[The Prairie by J. Fenimore Cooper]@TWC D-Link bookThe Prairie CHAPTER XVII 3/13
"Time is too precious for words.
Let us fly." The trapper made a gesture of compliance, and turning in his tracks, he led Asinus across the trembling earth of the swale, and quickly emerged on the hard ground, on the side opposite to the encampment of the squatter. "If old Ishmael gets a squint at that highway through the brush," cried Paul, casting, as he left the place, a hasty glance at the broad trail the party had made through the thicket, "he'll need no finger-board to tell him which way his road lies.
But let him follow! I know the vagabond would gladly cross his breed with a little honest blood, but if any son of his ever gets to be the husband of--" "Hush, Paul, hush," said the terrified young woman, who leaned on his arm for support; "your voice might be heard." The bee-hunter was silent, though he did not cease to cast ominous looks behind him, as they flew along the edge of the run, which sufficiently betrayed the belligerent condition of his mind.

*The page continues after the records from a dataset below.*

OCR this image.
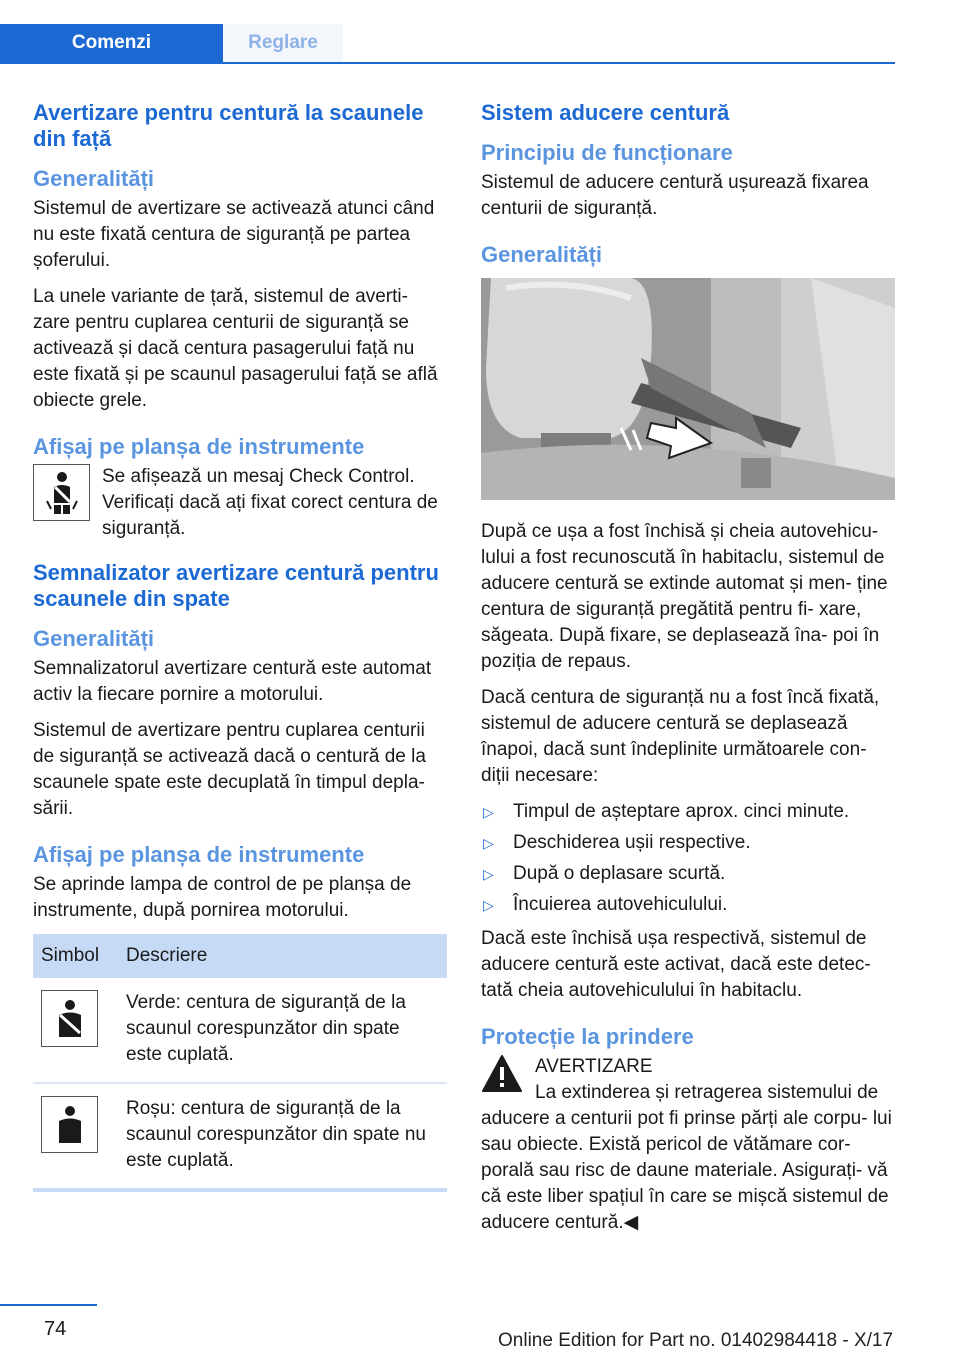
Comenzi	Reglare
Avertizare pentru centură la scaunele din față
Generalități

Sistemul de avertizare se activează atunci când nu este fixată centura de siguranță pe partea șoferului.

La unele variante de țară, sistemul de averti‐ zare pentru cuplarea centurii de siguranță se activează și dacă centura pasagerului față nu este fixată și pe scaunul pasagerului față se află obiecte grele.

Afișaj pe planșa de instrumente
Se afișează un mesaj Check Control. Verificați dacă ați fixat corect centura de siguranță.
Semnalizator avertizare centură pentru scaunele din spate
Generalități

Semnalizatorul avertizare centură este automat activ la fiecare pornire a motorului.

Sistemul de avertizare pentru cuplarea centurii de siguranță se activează dacă o centură de la scaunele spate este decuplată în timpul depla‐ sării.

Afișaj pe planșa de instrumente

Se aprinde lampa de control de pe planșa de instrumente, după pornirea motorului.

Simbol	Descriere

	Verde: centura de siguranță de la scaunul corespunzător din spate este cuplată.

	Roșu: centura de siguranță de la scaunul corespunzător din spate nu este cuplată.
Sistem aducere centură
Principiu de funcționare

Sistemul de aducere centură ușurează fixarea centurii de siguranță.

Generalități

După ce ușa a fost închisă și cheia autovehicu‐ lului a fost recunoscută în habitaclu, sistemul de aducere centură se extinde automat și men‐ ține centura de siguranță pregătită pentru fi‐ xare, săgeata. După fixare, se deplasează îna‐ poi în poziția de repaus.

Dacă centura de siguranță nu a fost încă fixată, sistemul de aducere centură se deplasează înapoi, dacă sunt îndeplinite următoarele con‐ diții necesare:

▷ Timpul de așteptare aprox. cinci minute.
▷ Deschiderea ușii respective.
▷ După o deplasare scurtă.
▷ Încuierea autovehiculului.

Dacă este închisă ușa respectivă, sistemul de aducere centură este activat, dacă este detec‐ tată cheia autovehiculului în habitaclu.

Protecție la prindere
AVERTIZARE
La extinderea și retragerea sistemului de

aducere a centurii pot fi prinse părți ale corpu‐ lui sau obiecte. Există pericol de vătămare cor‐ porală sau risc de daune materiale. Asigurați- vă că este liber spațiul în care se mișcă sistemul de aducere centură.◀

74
Online Edition for Part no. 01402984418 - X/17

As each one was busy for himself, but a few minutes elapsed before the party rose a swell of the prairie, and descending without a moment's delay on the opposite side, they were at once removed from every danger of being seen by the sons of Ishmael, unless the pursuers should happen to fall upon their trail. The old man now profited by the formation of the land to take another direction, with a view to elude pursuit, as a vessel changes her course in fogs and darkness, to escape from the vigilance of her enemies. Two hours, passed in the utmost diligence, enabled them to make a half circuit around the rock, and to reach a point that was exactly opposite to the original direction of their flight.
To most of the fugitives their situation was as entirely unknown as is that of a ship in the middle of the ocean to the uninstructed voyager: but the old man proceeded at every turn, and through every bottom, with a decision that inspired his followers with confidence, as it spoke favourably of his own knowledge of the localities.